The regulatory framework for investment is conducive to business and generally follows international practices. Most laws comply with European Union standards and institutions required for regulating and administering business in a modern market economy have been set up. Nevertheless, the country does not yet distance itself from its competitors with regard to ease of doing business, public administration and regulations.

The comprehensive investment strategy proposed by the IPR consists of five main elements:

  1. Making FDI a policy priority for sustainable development: reaching a broad political consensus on national development priorities and FDI promotion efforts. Recognizing the imperative of international competition and creating mechanisms to assess the impact of FDI policy.

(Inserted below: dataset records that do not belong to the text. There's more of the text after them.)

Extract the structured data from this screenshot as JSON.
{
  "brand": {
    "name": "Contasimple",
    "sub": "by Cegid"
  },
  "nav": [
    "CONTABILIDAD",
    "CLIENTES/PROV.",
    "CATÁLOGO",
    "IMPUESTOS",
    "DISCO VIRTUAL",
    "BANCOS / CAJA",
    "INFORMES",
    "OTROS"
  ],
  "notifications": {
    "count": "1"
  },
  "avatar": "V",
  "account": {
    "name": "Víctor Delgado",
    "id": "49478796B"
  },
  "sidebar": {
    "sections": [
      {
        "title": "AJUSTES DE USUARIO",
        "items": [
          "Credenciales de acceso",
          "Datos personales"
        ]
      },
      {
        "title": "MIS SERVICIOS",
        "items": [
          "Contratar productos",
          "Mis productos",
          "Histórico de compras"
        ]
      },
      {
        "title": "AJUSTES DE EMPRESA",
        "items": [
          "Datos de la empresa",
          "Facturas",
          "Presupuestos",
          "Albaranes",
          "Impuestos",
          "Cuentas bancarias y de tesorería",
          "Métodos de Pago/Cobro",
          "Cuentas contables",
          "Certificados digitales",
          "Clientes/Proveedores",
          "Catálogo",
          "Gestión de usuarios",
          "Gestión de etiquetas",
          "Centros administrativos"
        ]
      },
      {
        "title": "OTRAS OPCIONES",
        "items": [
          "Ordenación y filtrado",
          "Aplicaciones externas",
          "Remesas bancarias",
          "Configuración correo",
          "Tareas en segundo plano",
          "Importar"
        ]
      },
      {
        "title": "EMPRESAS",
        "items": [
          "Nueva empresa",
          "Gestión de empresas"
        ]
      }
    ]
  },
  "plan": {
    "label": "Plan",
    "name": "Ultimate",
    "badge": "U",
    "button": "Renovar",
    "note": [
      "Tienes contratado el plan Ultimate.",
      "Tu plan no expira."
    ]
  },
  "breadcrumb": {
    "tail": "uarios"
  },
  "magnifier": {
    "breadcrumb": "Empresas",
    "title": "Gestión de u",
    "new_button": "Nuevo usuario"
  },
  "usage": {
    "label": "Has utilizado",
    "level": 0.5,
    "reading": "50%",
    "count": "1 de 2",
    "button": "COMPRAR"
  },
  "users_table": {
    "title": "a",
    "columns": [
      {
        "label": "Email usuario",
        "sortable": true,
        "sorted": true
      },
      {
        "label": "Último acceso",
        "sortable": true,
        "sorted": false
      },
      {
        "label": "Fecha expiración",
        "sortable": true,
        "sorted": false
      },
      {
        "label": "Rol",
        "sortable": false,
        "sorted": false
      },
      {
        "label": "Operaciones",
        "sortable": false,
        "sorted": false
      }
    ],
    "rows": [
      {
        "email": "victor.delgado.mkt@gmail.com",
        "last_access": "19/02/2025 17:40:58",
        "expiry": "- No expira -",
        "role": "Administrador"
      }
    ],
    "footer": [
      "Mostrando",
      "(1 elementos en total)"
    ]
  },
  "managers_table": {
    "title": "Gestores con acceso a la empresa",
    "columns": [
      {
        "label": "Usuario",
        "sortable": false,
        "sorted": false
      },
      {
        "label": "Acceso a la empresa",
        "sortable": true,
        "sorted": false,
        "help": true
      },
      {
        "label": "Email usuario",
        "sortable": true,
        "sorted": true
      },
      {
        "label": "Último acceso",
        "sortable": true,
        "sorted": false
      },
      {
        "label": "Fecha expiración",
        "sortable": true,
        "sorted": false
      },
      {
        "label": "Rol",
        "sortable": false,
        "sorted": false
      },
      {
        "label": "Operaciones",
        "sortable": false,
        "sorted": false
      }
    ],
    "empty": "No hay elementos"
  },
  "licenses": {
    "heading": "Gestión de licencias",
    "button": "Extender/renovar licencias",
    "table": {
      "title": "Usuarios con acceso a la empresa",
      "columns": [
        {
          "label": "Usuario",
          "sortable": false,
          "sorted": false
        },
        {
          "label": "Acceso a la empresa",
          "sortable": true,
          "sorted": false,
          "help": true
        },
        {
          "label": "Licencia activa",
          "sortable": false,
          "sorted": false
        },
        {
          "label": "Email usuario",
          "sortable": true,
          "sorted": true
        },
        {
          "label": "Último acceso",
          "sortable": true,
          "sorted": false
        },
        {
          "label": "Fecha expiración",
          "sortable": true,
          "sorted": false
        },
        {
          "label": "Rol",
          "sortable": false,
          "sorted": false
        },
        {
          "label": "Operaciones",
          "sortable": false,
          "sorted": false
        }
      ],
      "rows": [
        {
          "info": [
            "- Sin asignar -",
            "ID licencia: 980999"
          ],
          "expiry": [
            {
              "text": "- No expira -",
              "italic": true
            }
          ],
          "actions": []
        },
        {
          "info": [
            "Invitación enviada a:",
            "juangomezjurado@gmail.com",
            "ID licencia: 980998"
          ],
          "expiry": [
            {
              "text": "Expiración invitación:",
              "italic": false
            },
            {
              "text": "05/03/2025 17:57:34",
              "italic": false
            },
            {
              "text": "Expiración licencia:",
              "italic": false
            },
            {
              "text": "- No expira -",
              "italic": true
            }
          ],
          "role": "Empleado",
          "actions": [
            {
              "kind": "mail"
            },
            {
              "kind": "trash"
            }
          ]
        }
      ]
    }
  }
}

  2. Enhancing human resources and physical infrastructure through and for better FDI: attracting FDI in higher education, encouraging collaborative arrangements with foreign institutions and enhancing cooperation between vocational schools, universities and the private sector. In infrastructure, building on the progress of the public-private partnership (PPP) law and preparing a pipeline of pilot projects.

  3. Achieving excellence in regulating and administering investment for sustainable development: completing regulatory reforms in access to land, construction permits and taxation. Ensuring effective implementation of existing legislation.

  4. Increasing the effectiveness of investment promotion for increased FDI benefits: fostering coordination among government institutions and adopting international best practices in investment promotion.

  5. Tapping into the country's FDI potential in selected areas: addressing sectoral issues in priority export-oriented industries, strengthening domestic small and medium-sized enterprises (SMEs) and transforming free economic zones into multi-facility zones.